Episode Report Card Niki: A | Grade It Now! YOU GRADE IT Baby Blues
By Niki | Season 2 | Episode 8 | Aired on 01.09.2001
And we head to commercial. Tell me you didn't see that one coming.
We return to a close-up of a negative test indicator. Rick asks if she's okay. "Sure," she says glibly, tapping the test against her palm. "Well, that was…that was…that was cutting it close," Rick says lamely. Lily smiles tightly and walks away from him, slamming the test in the garbage as she goes. "Yeah," she says, with her back to Rick. She looks disappointed. Rick walks up behind her and asks if she's sure that she's okay. She's trying very hard not to pull away from him. "Maybe not as okay as you," she says with a rueful laugh. She starts to say that she knows this was something that he didn't…He cuts her off, saying that just because he was relieved doesn't meant that he wouldn't someday, possibly want to…Lily forces a smile, says they don't have to worry about it, and asks if he wants dessert. She's got fortune cookies.

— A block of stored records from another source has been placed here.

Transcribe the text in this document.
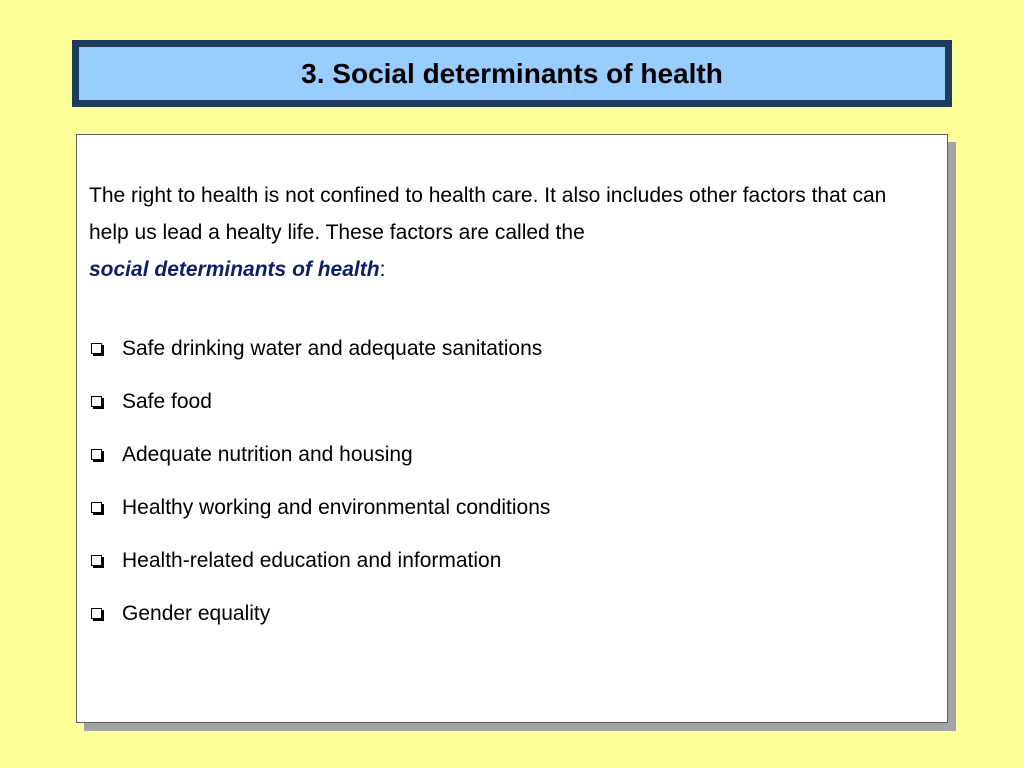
3. Social determinants of health
The right to health is not confined to health care. It also includes other factors that can help us lead a healty life. These factors are called the
social determinants of health:
Safe drinking water and adequate sanitations
Safe food
Adequate nutrition and housing
Healthy working and environmental conditions
Health-related education and information
Gender equality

Rick's on the Soliloquy Stool again, this time reminiscing about Eli's refusal to sleep through the night until he was three years old. And people ask why I'm in no hurry for kids. Anyway, Rick makes my case for me by saying that he was a wreck, and that he remembers reading somewhere that that's how North Korean soldiers tortured their prisoners.
Back in Lily's kitchen, they're cracking open the fortune cookies.
Soliloquy Lily interrupts, though, to exposit on the whole a-woman's-eggs-are -numbered thing. How every month for thirty years, "you're reminded of what goes on down there, and then one day, poof! No more eggs." Dude, I can't wait!
And, back to the kitchen, where they're discovering the secrets of life tucked conveniently inside their fortune cookies. Lily's says, "When your heart speaks, listen." You can tell by her expression that she thinks Buddha himself just delivered a telegram. Rick reads his: "Man who builds straw house can never build fire." He asks what hers says, and she lies, saying that hers is a warning not to store food containers in the fridge for more than two days. Nice cover. Lily suddenly remembers that she has to pick up Grace and Carla at the rally, but Rick volunteers to get them since he has to get Eli and Jessie anyway. As he stands to leave, he quietly asks, "Lily, are we okay here?" "Sure," she answers weakly. Whooo, the air in that room is heavy.
Cut to the high school, where everyone is pushing and shoving out of the gym. Eli rushes up to Jessie, who's walking slightly behind Grace and Wannabe. He tells her that he's getting a ride home with Coop. Before he can get away, Wannabe blurts that she likes his hair. "Me too," Grace pipes up. Eli glances at Grace for a split-second before Wannabe's yammering again, making sure the attention is squarely on her. "It makes a statement," she declares. "It like says something. I mean, I don't know what, but…" What an idiot. Eli looks intrigued, which leads me to believe that some of the chemicals from his sad-ass hair dye leached into his brain and short-circuited a few million synapses. Carla asks if she can touch it. When she does, her mouth hangs open and she emits a simian sound of pleasure. In fact, she looks and sounds much like what I'd imagine a feral child would, touching some marvel like buttons or glass for the first time. Eli doesn't seem to share my view. He can't take his eyes off Wannabe. As he makes to leave, she pipes up and asks where he lives, saying that his place is closer to her than Grace's place, so she should get a ride with him. Oh, she's slippery like a used condom, that one. Grace manages to smile around her clenched teeth, saying that her mom would be happy to drive Wannabe home. Wannabe tries to play it off like she's just trying to do what's easy, rather than admitting she's just trying to be easy, and in the end, Grace relents. As Wannabe and Eli press into the throng, he puts his hand on her back as if to guide her. And don't you think that Grace doesn't notice.